Mardi 26 au matin, nous étions une cinquantaine au TGI de Nantes pour apporter notre soutien à onze personnes accusées « d’entrave à la circulation » lors de l’opération escargot du 11 janvier 2016 sur le périphérique Nantais. Bien qu’elle le nie, la préfecture de police était au courant de l’organisation de cette manifestation, puisque des témoins ont constaté de nombreux CRS présents sur site avant ladite opération. Finalement, après l’invective envenimée et acerbe de la Proc, et malgré les plaidoiries des avocats, la « justice » les reconnaît coupable et condamne les prévenus à des peines allant de quatre-cent à six-cent euros d’amende, dont une part avec sursis. Pour chacun-e d’entre elles-eux, six points seront également supprimés de leur permis de conduire. Les accusé-e-s ont fait appel de cette décision.

© Y.Monteil
L’Attente – © Y.Monteil

Les actes de violence réalisés par des policiers en civil (ou non) ont définitivement mis le feu aux poudres. Il s’agit à coup sûr de démotiver toute forme de fraternité avec les opposants. À travers la répression d’une action sympathique et bienveillante, telle que le ralentissement temporaire de la circulation, ou la liberté de déambuler dans les rues, la justice essaie d’enrayer les germes des mouvements solidaires qui fleurissent un peu partout sur le territoire et au-delà. Inexorablement, la réponse qui en découle prend des allures de guérilla. Abribus et aubettes qui volent en éclat, vitres de banques cassées, symboles publicitaires, conformistes et consuméristes du capitalisme financier. Devrait-on s’en étonner ?
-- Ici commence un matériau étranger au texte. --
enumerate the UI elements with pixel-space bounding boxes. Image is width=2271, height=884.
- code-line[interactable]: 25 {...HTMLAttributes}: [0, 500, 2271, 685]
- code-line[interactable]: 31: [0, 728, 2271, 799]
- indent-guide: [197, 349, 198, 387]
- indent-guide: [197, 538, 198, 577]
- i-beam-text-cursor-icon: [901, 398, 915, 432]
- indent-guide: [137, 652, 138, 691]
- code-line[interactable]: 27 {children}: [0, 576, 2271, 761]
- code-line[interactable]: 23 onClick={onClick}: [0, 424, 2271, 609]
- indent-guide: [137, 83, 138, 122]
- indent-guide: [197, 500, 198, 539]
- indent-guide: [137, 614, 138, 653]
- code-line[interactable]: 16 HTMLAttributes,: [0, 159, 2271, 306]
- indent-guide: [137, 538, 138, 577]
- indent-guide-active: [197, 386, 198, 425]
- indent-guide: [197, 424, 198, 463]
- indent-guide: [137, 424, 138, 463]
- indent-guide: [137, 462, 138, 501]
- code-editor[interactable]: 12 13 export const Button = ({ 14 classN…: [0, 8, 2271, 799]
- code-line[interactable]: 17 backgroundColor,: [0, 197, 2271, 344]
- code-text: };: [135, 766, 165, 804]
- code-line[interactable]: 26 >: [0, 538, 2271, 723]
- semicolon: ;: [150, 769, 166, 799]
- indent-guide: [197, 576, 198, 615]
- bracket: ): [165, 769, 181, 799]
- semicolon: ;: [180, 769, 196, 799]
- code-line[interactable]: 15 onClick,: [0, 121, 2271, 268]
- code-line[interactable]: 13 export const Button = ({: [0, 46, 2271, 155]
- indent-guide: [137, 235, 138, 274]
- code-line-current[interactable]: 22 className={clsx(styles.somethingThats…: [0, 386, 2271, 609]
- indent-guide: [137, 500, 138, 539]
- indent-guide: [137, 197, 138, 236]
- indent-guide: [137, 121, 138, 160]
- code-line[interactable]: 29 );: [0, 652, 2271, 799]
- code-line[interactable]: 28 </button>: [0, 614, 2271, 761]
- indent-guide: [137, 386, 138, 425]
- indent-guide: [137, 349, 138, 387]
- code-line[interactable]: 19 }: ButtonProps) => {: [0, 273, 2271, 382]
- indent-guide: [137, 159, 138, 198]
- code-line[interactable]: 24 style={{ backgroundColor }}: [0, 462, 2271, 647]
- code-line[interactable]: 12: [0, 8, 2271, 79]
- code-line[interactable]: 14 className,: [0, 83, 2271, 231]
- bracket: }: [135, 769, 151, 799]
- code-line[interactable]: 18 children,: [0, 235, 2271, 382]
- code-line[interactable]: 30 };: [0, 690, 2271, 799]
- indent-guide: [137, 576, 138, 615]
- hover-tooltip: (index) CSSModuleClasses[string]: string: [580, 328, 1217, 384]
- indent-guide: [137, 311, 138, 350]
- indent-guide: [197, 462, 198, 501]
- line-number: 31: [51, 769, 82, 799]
Les manifestants, initialement engagés dans une démonstration pacifique pour revendiquer sur des aspects sociaux actuels, entrent désormais dans la spirale du « coup pour coup », une escalade de la violence qui risque fort de nuire à toutes les personnes en présence, du côté des forces de l’ordre comme du côté des manifestants, des étudiants, des jeunes et des moins jeunes qui se rendent dans les cortèges pour crier leur colère et leur mécontentement. La lutte n’est pas terminée, mais tout doit être engagé pour qu’elle ne cesse pas dans les larmes, le sang ou l’horreur.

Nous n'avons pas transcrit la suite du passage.